Michel Gaztambide (born 1959) is a France-born screenwriter based in the Basque Country, Spain. He is a recurring collaborator of Enrique Urbizu.

== Biography ==
Born in 1959 in Apt, Vaucluse, France, he was raised in Pamplona, Navarre, Spain. He later relocated to San Sebastián. Early writing credits include Santa Cruz, el cura guerrillero and Chatarra. His work in Julio Medem's 1992 film Vacas earned him a nomination to the Goya Award for Best Original Screenplay.

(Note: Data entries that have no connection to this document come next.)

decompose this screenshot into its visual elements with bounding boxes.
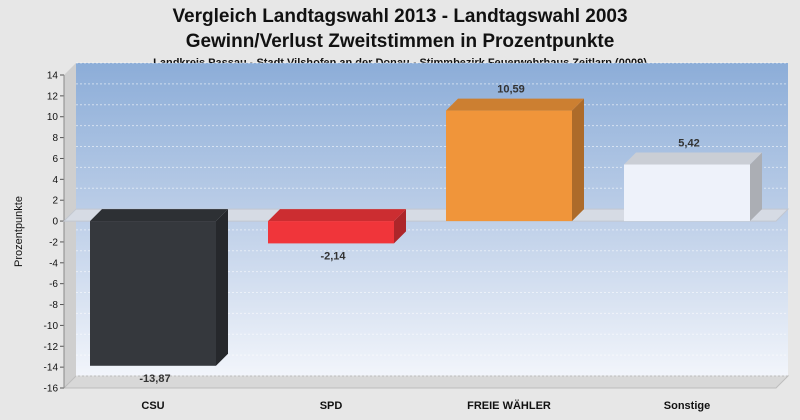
- bar-spd: -2,14: [268, 209, 406, 262]
- category-label: FREIE WÄHLER: [467, 399, 551, 412]
- bar-top: [446, 98, 584, 111]
- bar-front: [90, 221, 216, 366]
- bar-side: [216, 209, 228, 366]
- y-axis-label: Prozentpunkte: [13, 196, 25, 267]
- bar-sonstige: 5,42: [624, 138, 762, 222]
- bar-front: [268, 221, 394, 244]
- bar-front: [624, 164, 750, 222]
- y-tick-label: 8: [52, 133, 58, 144]
- category-label: SPD: [320, 400, 343, 412]
- bar-front: [446, 110, 572, 222]
- y-tick-label: 6: [52, 154, 58, 165]
- value-label: 5,42: [678, 138, 699, 150]
- category-label: CSU: [141, 400, 164, 412]
- y-tick-label: -12: [44, 342, 59, 353]
- bar-freie-w-hler: 10,59: [446, 84, 584, 222]
- y-tick-label: -14: [44, 363, 59, 374]
- bar-top: [90, 209, 228, 222]
- value-label: -13,87: [139, 373, 170, 385]
- bar-top: [268, 209, 406, 222]
- y-tick-label: 12: [47, 91, 59, 102]
- bar-top: [624, 152, 762, 165]
- y-tick-label: 2: [52, 196, 58, 207]
- value-label: 10,59: [497, 84, 525, 96]
- value-label: -2,14: [320, 250, 346, 262]
- y-tick-label: 14: [47, 71, 59, 82]
- plot-side-wall: [64, 63, 76, 388]
- y-tick-label: -16: [44, 384, 59, 395]
- y-tick-label: -2: [49, 237, 58, 248]
- y-tick-label: 10: [47, 112, 59, 123]
- y-tick-label: 4: [52, 175, 58, 186]
- bar-side: [394, 209, 406, 244]
- y-tick-label: -8: [49, 300, 58, 311]
- y-tick-label: -6: [49, 279, 58, 290]
- bar-csu: -13,87: [90, 209, 228, 385]
- y-tick-label: 0: [52, 217, 58, 228]
- bar-side: [572, 98, 584, 222]
- chart-subtitle: Gewinn/Verlust Zweitstimmen in Prozentpu…: [185, 31, 615, 52]
- category-label: Sonstige: [664, 400, 710, 412]
- plot-floor: [62, 375, 790, 389]
- y-tick-label: -4: [49, 258, 58, 269]
- chart-title: Vergleich Landtagswahl 2013 - Landtagswa…: [172, 6, 628, 27]
- y-tick-label: -10: [44, 321, 59, 332]
- bar-side: [750, 152, 762, 222]
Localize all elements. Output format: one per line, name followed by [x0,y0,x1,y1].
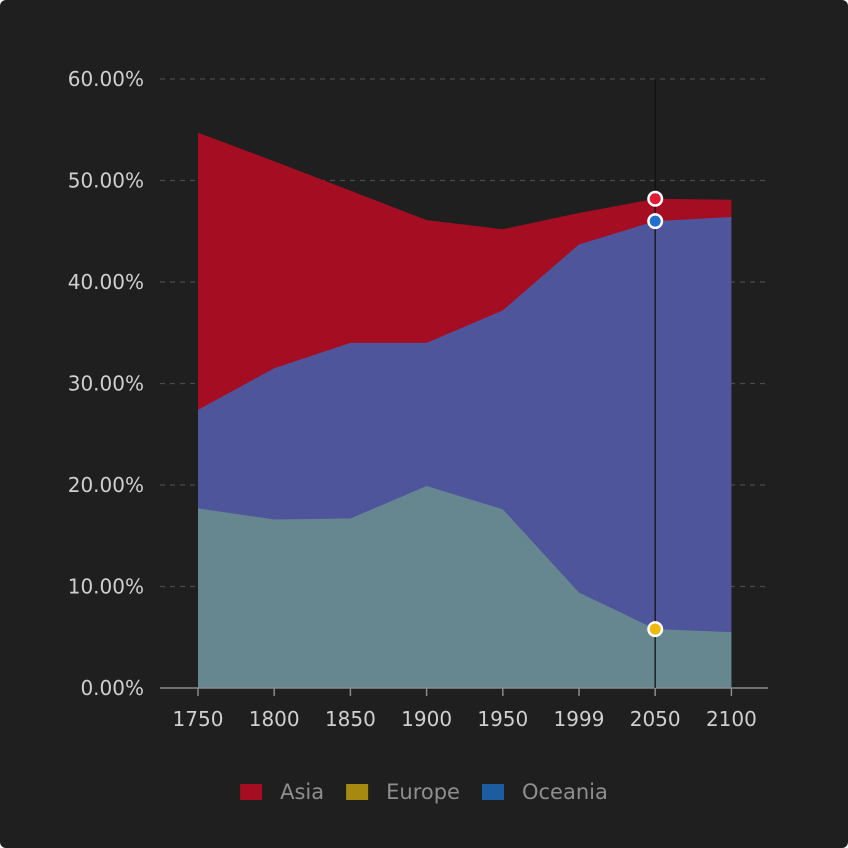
hover-marker-asia[interactable] [649,193,661,205]
y-tick-label: 0.00% [80,676,144,700]
legend-swatch-asia[interactable] [240,784,263,800]
hover-marker-oceania[interactable] [649,215,661,227]
x-tick-label: 2100 [706,707,757,731]
x-tick-label: 2050 [630,707,681,731]
x-tick-label: 1999 [554,707,605,731]
y-tick-label: 60.00% [68,67,144,91]
legend-label-oceania[interactable]: Oceania [522,780,608,804]
legend-label-europe[interactable]: Europe [386,780,460,804]
x-tick-label: 1950 [477,707,528,731]
x-tick-label: 1800 [249,707,300,731]
legend-label-asia[interactable]: Asia [280,780,324,804]
x-tick-label: 1850 [325,707,376,731]
legend-swatch-oceania[interactable] [481,784,504,800]
y-tick-label: 30.00% [68,372,144,396]
x-tick-label: 1900 [401,707,452,731]
legend-swatch-europe[interactable] [346,784,369,800]
y-tick-label: 10.00% [68,575,144,599]
x-tick-label: 1750 [173,707,224,731]
area-europe [198,486,732,688]
hover-marker-europe[interactable] [649,623,661,635]
y-tick-label: 40.00% [68,270,144,294]
y-tick-label: 50.00% [68,169,144,193]
y-tick-label: 20.00% [68,473,144,497]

After a period working in television for ETB, he returned to cinema in 2002 with the writing credits of Box 507, marking the beginning of a recurring partnership with Basque filmmaker Enrique Urbizu. The collaboration included films such as Life Marks (2003), and No Rest for the Wicked (2011; for which he won the Goya Award for Best Original Screenplay) as well as television series such as Gigantes and Libertad.

He has also worked in Un poco de chocolate (2008), El idioma imposible (2010), Baztan (2012), Petra (2018, for which he was nominated to the Feroz Award for Best Screenplay), The Influence (2019), and The Vault (2021).

In 2022, he was disclosed as a co-writer of Víctor Erice's project Cerrar los ojos.